After a pleasant first meeting with Punki (every bit
as charming in person as on the board) and her employee
Brendan or Brandon, whom she had come to the airport
to fetch, I was off to Spokane.
As with Oakland, "there's no there there" in the
words of Gertrude Stein. Nonetheless, it might be
a good location for a FT gathering: it really is
a pretty little city; the natives are friendly
(and inordinately proud of their home), and the
lack of distraction might focus things and make
it a very cohesive party.
There is a Spokane wine tour, which people
might be interested in - I went to Caterina,
which is right near Riverfront Park and
easily accessible by foot or 25c shuttle trolley.
The Chardonnay I'd tried before: quite fruity
and rather gently oaked. Concentrated on their
three reds: the 1997 Cab, which despite a touch
of that cedar austerity was a quite accessible
drink. Surprisingly the Merlot of that year was
a big wine, not yet ready to drink: good fruit
and a lot of acid promised a few years' good
aging potential, though. The Rosso (about half
and half Cab and Merlot) is a really big, rather
dumb wine, nowhere near ready but with a lot of
potential - ready in three to five, I'd say.
The late-harvest Riesling was a disappointment -
flowery and with that pineapple-Rieslingy taste
but not very high in concentration and with only
7.something percent residual sugar. I told the
young woman behind the counter that I thought it
borderline for a dessert wine, and she allowed
that most customers bought it as a sweet table
wine (cf. Rhine Garten, for those of you above
forty or so). The tasting room doubles as a
foodie boutique, so you can get high-end
specialty foods and stuff at fairly high-end
prices: some good merchandise - Sharon O'Connor's
cookbook-classical CD combos and the excellent
Stonewall Kitchens jams and preserves among them.
A report on the front-runners in Spokane.

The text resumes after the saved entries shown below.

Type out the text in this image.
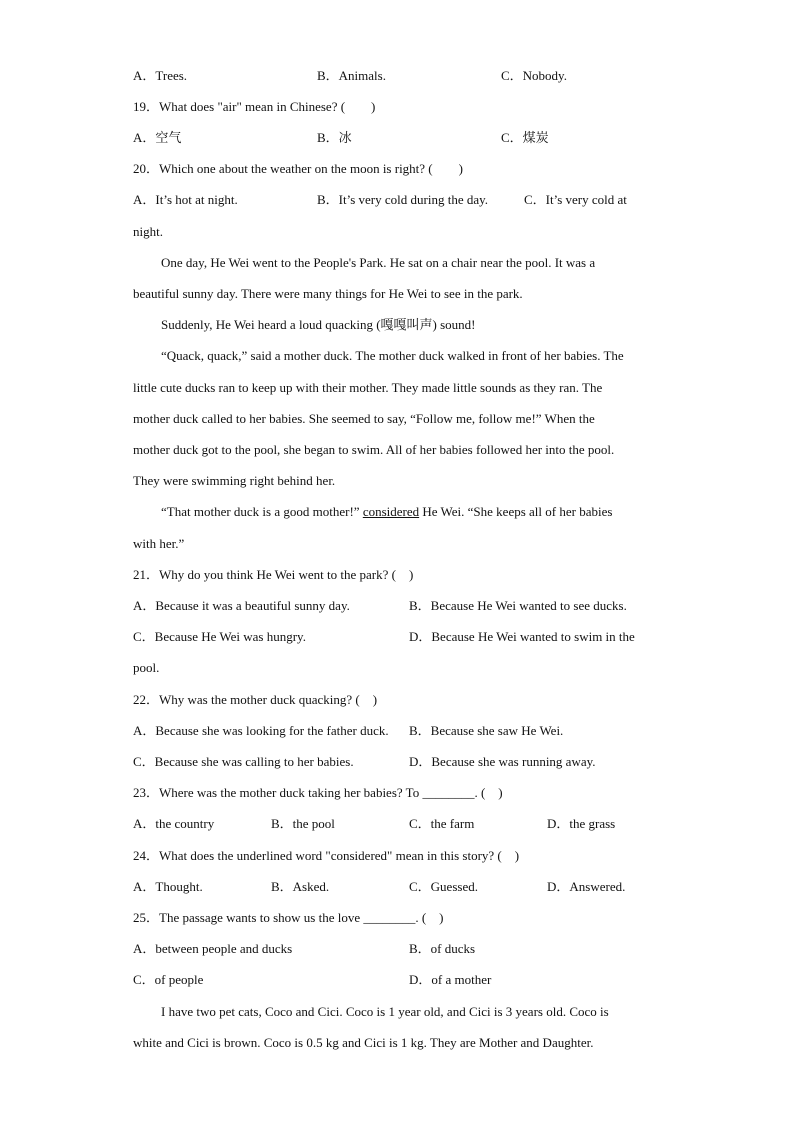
A．Trees.	B．Animals.	C．Nobody.
19．What does "air" mean in Chinese? (　　)
A．空气	B．冰	C．煤炭
20．Which one about the weather on the moon is right? (　　)
A．It’s hot at night.	B．It’s very cold during the day.	C．It’s very cold at
night.
One day, He Wei went to the People's Park. He sat on a chair near the pool. It was a
beautiful sunny day. There were many things for He Wei to see in the park.
Suddenly, He Wei heard a loud quacking (嘎嘎叫声) sound!
“Quack, quack,” said a mother duck. The mother duck walked in front of her babies. The
little cute ducks ran to keep up with their mother. They made little sounds as they ran. The
mother duck called to her babies. She seemed to say, “Follow me, follow me!” When the
mother duck got to the pool, she began to swim. All of her babies followed her into the pool.
They were swimming right behind her.
“That mother duck is a good mother!” considered He Wei. “She keeps all of her babies
with her.”
21．Why do you think He Wei went to the park? (　)
A．Because it was a beautiful sunny day.	B．Because He Wei wanted to see ducks.
C．Because He Wei was hungry.	D．Because He Wei wanted to swim in the
pool.
22．Why was the mother duck quacking? (　)
A．Because she was looking for the father duck. B．Because she saw He Wei.
C．Because she was calling to her babies.	D．Because she was running away.
23．Where was the mother duck taking her babies? To ________. (　)
A．the country	B．the pool	C．the farm	D．the grass
24．What does the underlined word "considered" mean in this story? (　)
A．Thought.	B．Asked.	C．Guessed.	D．Answered.
25．The passage wants to show us the love ________. (　)
A．between people and ducks	B．of ducks
C．of people	D．of a mother
I have two pet cats, Coco and Cici. Coco is 1 year old, and Cici is 3 years old. Coco is
white and Cici is brown. Coco is 0.5 kg and Cici is 1 kg. They are Mother and Daughter.
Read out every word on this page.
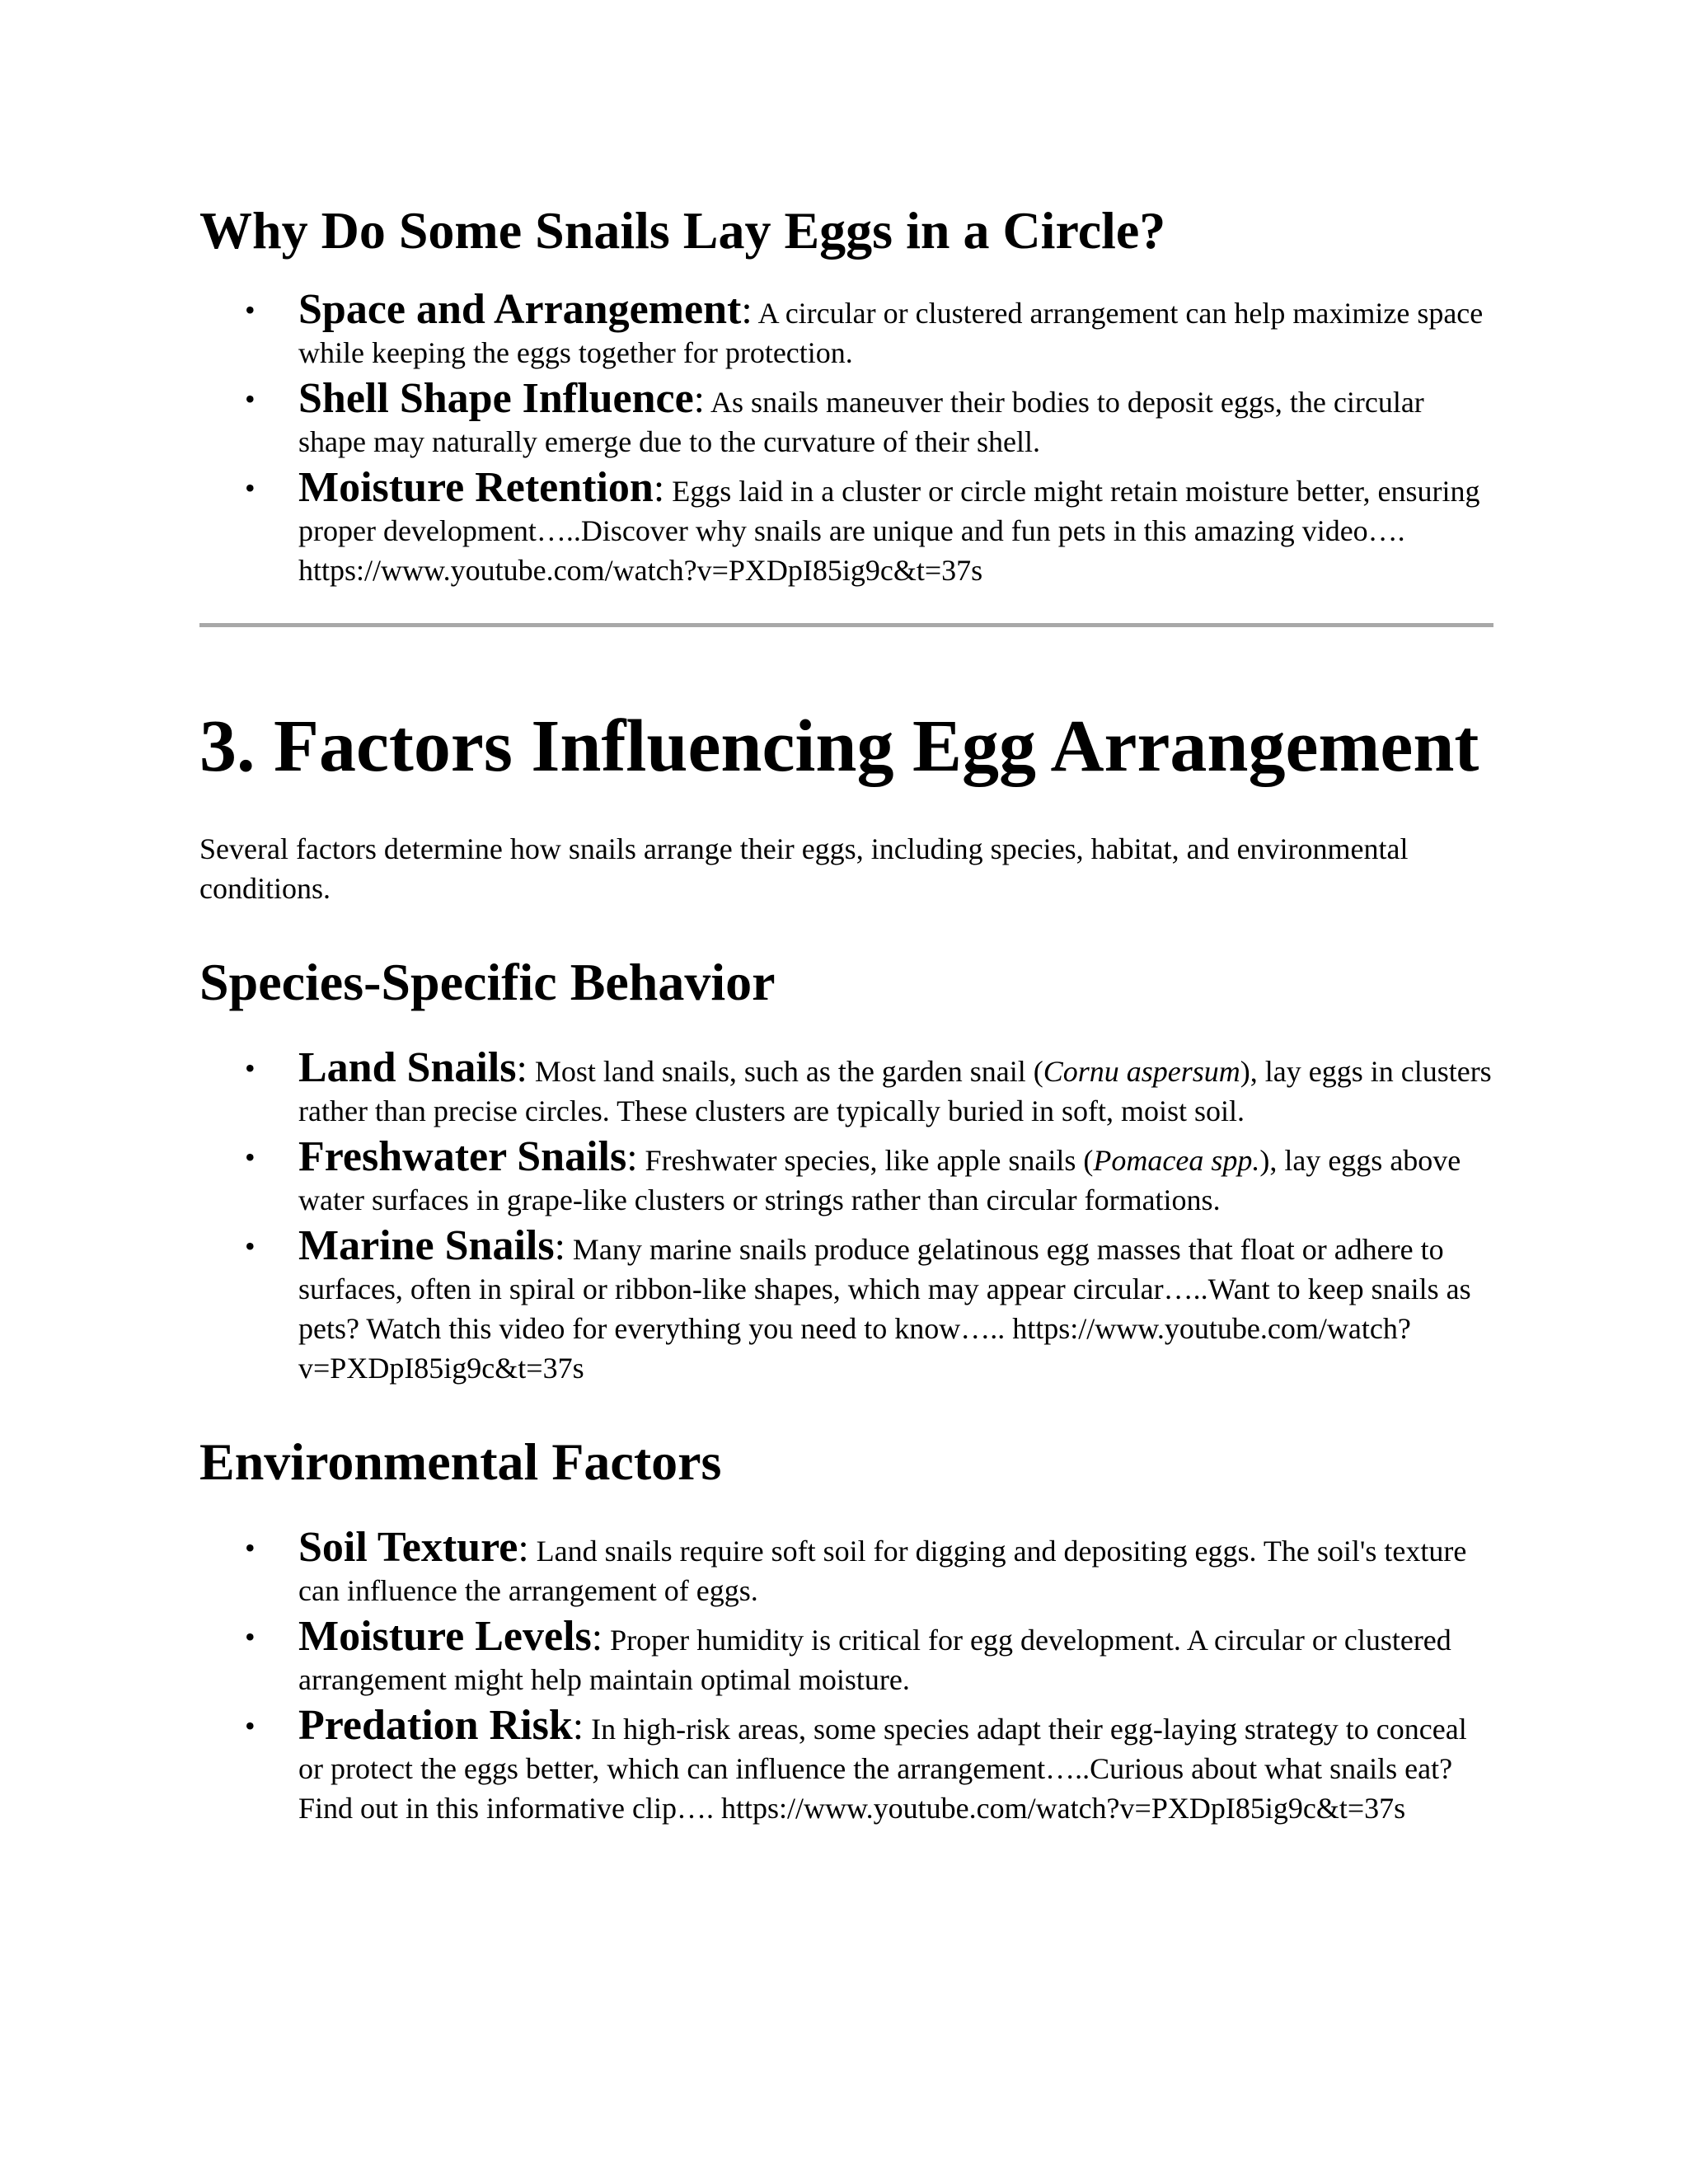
Why Do Some Snails Lay Eggs in a Circle?
• Space and Arrangement: A circular or clustered arrangement can help maximize space while keeping the eggs together for protection.
• Shell Shape Influence: As snails maneuver their bodies to deposit eggs, the circular shape may naturally emerge due to the curvature of their shell.
• Moisture Retention: Eggs laid in a cluster or circle might retain moisture better, ensuring proper development…..Discover why snails are unique and fun pets in this amazing video…. https://www.youtube.com/watch?v=PXDpI85ig9c&t=37s
3. Factors Influencing Egg Arrangement

Several factors determine how snails arrange their eggs, including species, habitat, and environmental conditions.

Species-Specific Behavior
• Land Snails: Most land snails, such as the garden snail (Cornu aspersum), lay eggs in clusters rather than precise circles. These clusters are typically buried in soft, moist soil.
• Freshwater Snails: Freshwater species, like apple snails (Pomacea spp.), lay eggs above water surfaces in grape-like clusters or strings rather than circular formations.
• Marine Snails: Many marine snails produce gelatinous egg masses that float or adhere to surfaces, often in spiral or ribbon-like shapes, which may appear circular…..Want to keep snails as pets? Watch this video for everything you need to know….. https://www.youtube.com/watch?v=PXDpI85ig9c&t=37s
Environmental Factors
• Soil Texture: Land snails require soft soil for digging and depositing eggs. The soil's texture can influence the arrangement of eggs.
• Moisture Levels: Proper humidity is critical for egg development. A circular or clustered arrangement might help maintain optimal moisture.
• Predation Risk: In high-risk areas, some species adapt their egg-laying strategy to conceal or protect the eggs better, which can influence the arrangement…..Curious about what snails eat? Find out in this informative clip…. https://www.youtube.com/watch?v=PXDpI85ig9c&t=37s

Clinkerdagger's, 621 W Mallon, in the Flour Mill
complex. A pleasant restaurant in the yuppie trough
vein - wood and plants and a solarium overlooking
the falls. Good staff, friendly, efficient, not too
hard on the sell. I had the applewood-smoked coriander
crusted pork loin - two sizable chops, one on the
bone, not very smoky, thoroughly cooked but still
juicy. They came with flavorful creamy redskin smashed
potatoes and a molasses-currant sauce (I think that
the menu mentioned a game demi-glaze, but that was
undetectable). A tangle of slivers of lemon zest
complicated the flavors a bit much, I thought, but
it was pretty good food nonetheless. The Jacob's
Creek Merlot (1998 I think) accompanied unobtrusively.
For afters: the special pecan pie, which was good
but not in any way special ($5.95 a moderate-size
slice); perhaps the signature "burnt cream" would
have been a better choice.
Longhorn Barbecue, 7611 W Sunset Hwy. Good staff,
friendly, fairly efficient, not too hard on the sell.
Setting is your stereotypical good ole chow hall, hard
chairs, lighting that manages to be harsh and somehow
not quite adequate at the same time. Beers the usual
dreck with a few ringers (Alaska Amber, Northern Lights
Amber), 10 oz $1.75, 23 oz $3, 34 oz $4.50, and so on.
Go for a couple 23 ozers. The food is wholesome but not
on the whole exceptional. German sausage was fatty and
a bit pasty, the texture more bangerlike than I would
have hoped. Ribs although with a smoked taste reminded
me of Chinese restaurant ribs with their sweet glaze.
The BBQ sauce here, by the way, is way sweet. The chili,
described on the menu with the oxymoronic juxtaposition
"Texas recipe" and "beans," was surprisingly Texas-like,
the beans not mushily cooked into the stew but folded
in later in the cooking. Mostly chuck beef (some gristly
bits, which I like) and decent chili powder with some
heat. I'd have gone for cooking onions in, but at least
they offer the option of chopped onions for on top. Odd
things: the men's room has old Sunday comics tacked up
on the wall; the sign out front reads "barbecue," but
when the neon lights up, the neon reads "barbeque."
[My colleague C. reported vaguely that she'd had an
exceptional kung pao chicken at a restaurant in
Airways Heights "called La La or Lu Lu or something."